The comparison of displacements by the integration of acceleration data is the most complex, as it depends on several factors: accuracy of the rotation angles, the effectiveness of detecting zero-crossings, type of gesture under analysis, limitations of the integration method. In this case, the results have low accuracy, which could be improved by segmentation. Furthermore, even a rough estimation of displacement during a short gesture can be very useful for interactive contexts. In the studied gestures, it was not possible to apply the assumption that was taken by ZUPT (existence of points with zero velocity and acceleration), due to the oscillatory characteristics of the strumming technique. This study’s threshold values should not be taken as reference, but as starting points, and may vary according to different musicians and gestures. For musical interaction purposes, one of the most important issues in parameterization is to offer quick and straightforward ways to test, verify, store and retrieve different configurations or presets.
In general, the data generated by the IMU showed a good correlation with the data from Qualisys, given the differences between them: kinematics versus dynamics, price, and complex versus wearable configuration.
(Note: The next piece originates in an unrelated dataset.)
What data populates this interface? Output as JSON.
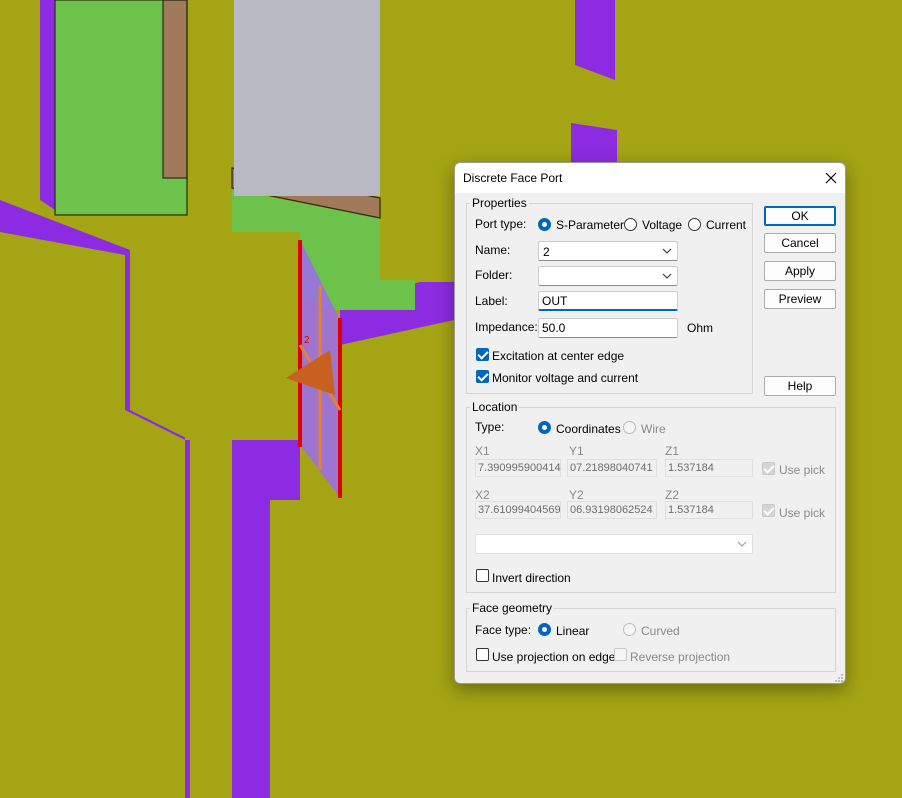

Based on this, we believe that this sensor can offer a refined control of interactive musical performances. A strong positive point for the performances is its wearable quality: wireless, small size and weight, easy to attach to different parts of the body. A significant drawback is related to the jitter in the BLE transmission, and its restricted bandwidth, which limits the number of sensors to be used. Another critical issue is the response delay, which can impair its use in DMIs: an average delay of 24 ms would not be acceptable in situations that require clear attacks.
In conclusion, we consider as main contributions of this study the implementation of a BLE streaming with a fixed sample rate, an estimation of the sensor response delay, an overview of the accuracy of the data produced by hand gestures in musical situations, and the development or adaptation of tools that can be used in interactive setups, mainly with augmented musical instruments.